Episode 54  |  July 10, 2018

What are some good ways to learn how to be a designer?

Whether you're starting out as a graphic designer, or you've been at it for a few years, like me, you're always looking for ways to improve your craft and improve your design.

This seems like kind of a feudal thing, because its a process that never stops. But, it's a good practice for anybody—especially as the design field changes and evolves. So where do you start to teach yourself how to become a better graphic designer?

One of my favorite methods is one I've been using since the beginning of the internet. I'll take a design I like and attempt to recreate it.

When I was walking uphill both ways to school, it was more difficult to find inspiration websites—they weren't as prevalent as they are now. These days, you can trip into a website that showcases a lot of logo or website designs.
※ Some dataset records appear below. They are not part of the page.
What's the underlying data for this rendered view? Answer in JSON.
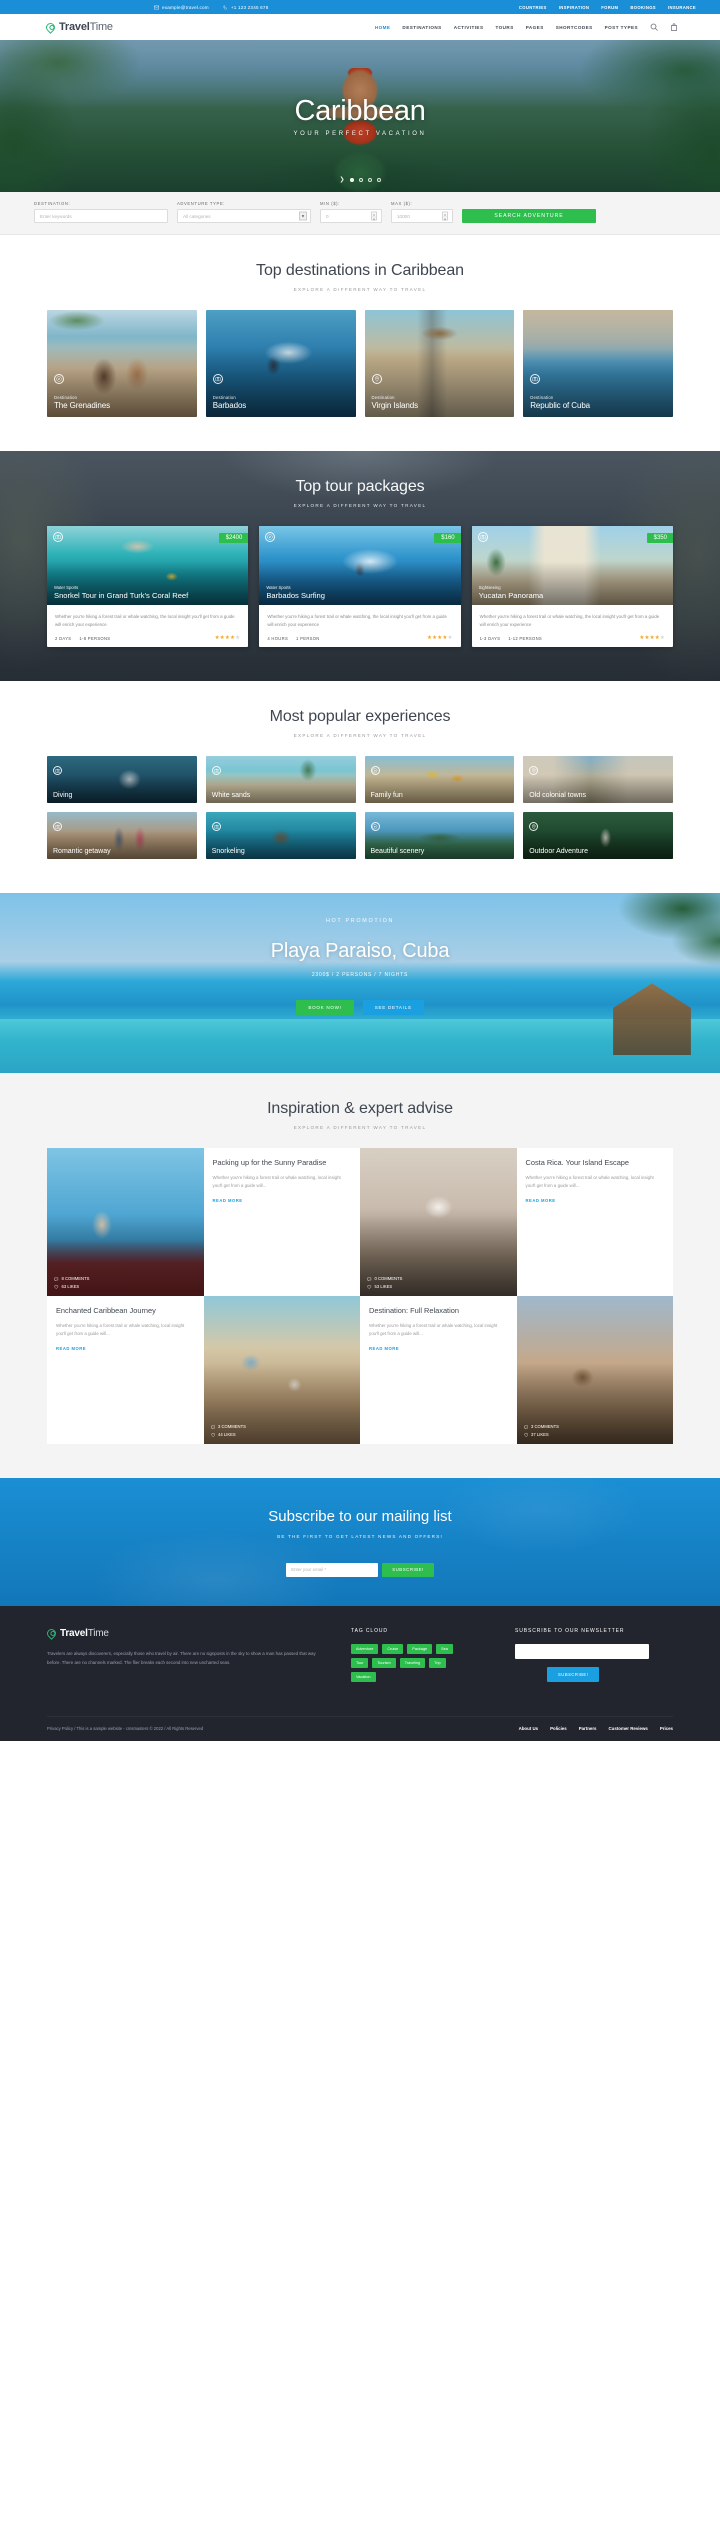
{
  "topbar": {
    "email": "example@travel.com",
    "phone": "+1 123 2345 678",
    "links": [
      "COUNTRIES",
      "INSPIRATION",
      "FORUM",
      "BOOKINGS",
      "INSURANCE"
    ]
  },
  "header": {
    "logo_bold": "Travel",
    "logo_light": "Time",
    "nav": [
      {
        "label": "HOME",
        "active": true
      },
      {
        "label": "DESTINATIONS",
        "active": false
      },
      {
        "label": "ACTIVITIES",
        "active": false
      },
      {
        "label": "TOURS",
        "active": false
      },
      {
        "label": "PAGES",
        "active": false
      },
      {
        "label": "SHORTCODES",
        "active": false
      },
      {
        "label": "POST TYPES",
        "active": false
      }
    ]
  },
  "hero": {
    "title": "Caribbean",
    "subtitle": "YOUR PERFECT VACATION",
    "slide_count": 4,
    "active_slide": 1
  },
  "search": {
    "destination_label": "DESTINATION:",
    "destination_placeholder": "Enter keywords",
    "type_label": "ADVENTURE TYPE:",
    "type_value": "All categories",
    "min_label": "MIN ($):",
    "min_value": "0",
    "max_label": "MAX ($):",
    "max_value": "10000",
    "button": "SEARCH ADVENTURE"
  },
  "destinations": {
    "title": "Top destinations in Caribbean",
    "subtitle": "EXPLORE A DIFFERENT WAY TO TRAVEL",
    "kicker": "Destination",
    "items": [
      {
        "name": "The Grenadines",
        "icon": "compass-icon",
        "img": "img-grenadines"
      },
      {
        "name": "Barbados",
        "icon": "camera-icon",
        "img": "img-barbados"
      },
      {
        "name": "Virgin Islands",
        "icon": "pin-icon",
        "img": "img-virgin"
      },
      {
        "name": "Republic of Cuba",
        "icon": "camera-icon",
        "img": "img-cuba"
      }
    ]
  },
  "tours": {
    "title": "Top tour packages",
    "subtitle": "EXPLORE A DIFFERENT WAY TO TRAVEL",
    "description": "Whether you're hiking a forest trail or whale watching, the local insight you'll get from a guide will enrich your experience",
    "items": [
      {
        "price": "$2400",
        "category": "Water Sports",
        "icon": "camera-icon",
        "name": "Snorkel Tour in Grand Turk's Coral Reef",
        "duration": "2 DAYS",
        "persons": "1-8 PERSONS",
        "rating": 4.5,
        "img": "img-snorkel"
      },
      {
        "price": "$160",
        "category": "Water Sports",
        "icon": "compass-icon",
        "name": "Barbados Surfing",
        "duration": "4 HOURS",
        "persons": "1 PERSON",
        "rating": 4,
        "img": "img-surf"
      },
      {
        "price": "$350",
        "category": "Sightseeing",
        "icon": "camera-icon",
        "name": "Yucatan Panorama",
        "duration": "1-3 DAYS",
        "persons": "1-12 PERSONS",
        "rating": 4.5,
        "img": "img-yucatan"
      }
    ]
  },
  "experiences": {
    "title": "Most popular experiences",
    "subtitle": "EXPLORE A DIFFERENT WAY TO TRAVEL",
    "items": [
      {
        "name": "Diving",
        "icon": "camera-icon",
        "img": "img-diving"
      },
      {
        "name": "White sands",
        "icon": "camera-icon",
        "img": "img-whitesands"
      },
      {
        "name": "Family fun",
        "icon": "compass-icon",
        "img": "img-family"
      },
      {
        "name": "Old colonial towns",
        "icon": "pin-icon",
        "img": "img-colonial"
      },
      {
        "name": "Romantic getaway",
        "icon": "camera-icon",
        "img": "img-romantic"
      },
      {
        "name": "Snorkeling",
        "icon": "camera-icon",
        "img": "img-snorkeling"
      },
      {
        "name": "Beautiful scenery",
        "icon": "compass-icon",
        "img": "img-scenery"
      },
      {
        "name": "Outdoor Adventure",
        "icon": "pin-icon",
        "img": "img-outdoor"
      }
    ]
  },
  "promo": {
    "kicker": "HOT PROMOTION",
    "title": "Playa Paraiso, Cuba",
    "meta": "2300$ / 2 PERSONS / 7 NIGHTS",
    "book_label": "BOOK NOW!",
    "details_label": "SEE DETAILS"
  },
  "blog": {
    "title": "Inspiration & expert advise",
    "subtitle": "EXPLORE A DIFFERENT WAY TO TRAVEL",
    "excerpt": "Whether you're hiking a forest trail or whale watching, local insight you'll get from a guide will...",
    "read_more": "READ MORE",
    "posts": [
      {
        "title": "Packing up for the Sunny Paradise",
        "comments": "8 COMMENTS",
        "likes": "63 LIKES",
        "img": "img-convertible"
      },
      {
        "title": "Costa Rica. Your Island Escape",
        "comments": "0 COMMENTS",
        "likes": "53 LIKES",
        "img": "img-plane"
      },
      {
        "title": "Enchanted Caribbean Journey",
        "comments": "3 COMMENTS",
        "likes": "44 LIKES",
        "img": "img-picnic"
      },
      {
        "title": "Destination: Full Relaxation",
        "comments": "3 COMMENTS",
        "likes": "37 LIKES",
        "img": "img-luggage"
      }
    ]
  },
  "subscribe": {
    "title": "Subscribe to our mailing list",
    "subtitle": "BE THE FIRST TO GET LATEST NEWS AND OFFERS!",
    "placeholder": "Enter your email *",
    "button": "SUBSCRIBE!"
  },
  "footer": {
    "logo_bold": "Travel",
    "logo_light": "Time",
    "about": "Travelers are always discoverers, especially those who travel by air. There are no signposts in the sky to show a man has passed that way before. There are no channels marked. The flier breaks each second into new uncharted seas.",
    "tag_heading": "TAG CLOUD",
    "tags": [
      "Adventure",
      "Cruise",
      "Package",
      "Sea",
      "Tour",
      "Tourism",
      "Traveling",
      "Trip",
      "Vacation"
    ],
    "newsletter_heading": "SUBSCRIBE TO OUR NEWSLETTER",
    "newsletter_button": "SUBSCRIBE!",
    "copyright": "Privacy Policy /  This is a sample website - cmsmasters © 2022 / All Rights Reserved",
    "links": [
      "About Us",
      "Policies",
      "Partners",
      "Customer Reviews",
      "Prices"
    ]
  },
  "colors": {
    "brand_blue": "#1a8fd8",
    "accent_green": "#2dbe4e",
    "link_blue": "#1a9fe0",
    "star_gold": "#f5a623",
    "dark": "#22242e"
  }
}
If you see something there that you've like, there's no harm or shame in challenging yourself to recreate it. Just make sure it's not something you're promoting on social media!

Dissecting what the designer did, what their tricks were, or seeing the details that went into it is a great way to learn new things. You can learn a lot by seeing how others approach their work and execute it.

I know a lot of us get attached to a design process in our own way, or tackling things in a certain manner. It's easy to fall into a groove or that rut. Taking a step back and and trying something from a different approach or perspective can be a great way to learn a few skills or get you to do your work in a different way.

Have a friend or colleague who designs? Challenge each other!

It doesn't have to be fancy. It doesn't have to be in depth. It could be something simple, like a logo or a poster or a lettering piece.

You can agree on some parameters for this, but make it something light, fun, and easy to pass back and forth. As an added bonus, share across social media, if that's something that you're looking to build.

Similarly, you could also collaborate on a single piece. I've seen some great collaborations where people pass a project back and forth. If your design tools allow for it, you can work together at the same time to see where it goes. You might push each other to try something different or get out of your comfort zone.

It's a fun, social way to up your game and practice trying something different.

Last, there's always online classes.

I know there's a lot of notable ones out there that I won't name. Beyond those, it's worth noting a lot of smaller classes are popping up as veteran designers start getting into the world of online classes.

These classes can be great for any budget and it's pretty likely you'll find a teacher who resonates with how you learn. What's also great, is you may gain insight into where they plan on taking their skills or careers. To borrow the Wayne Gretzky quote, you're not skating to where the puck is, but you're skating to where it's going.

No matter what though, finding ways to improve should be something that you always keep on your list of things to do. It doesn't have to be something that you take a Friday off to do, but something that you work on on a regular basis to continually improve what you're doing as a graphic designer.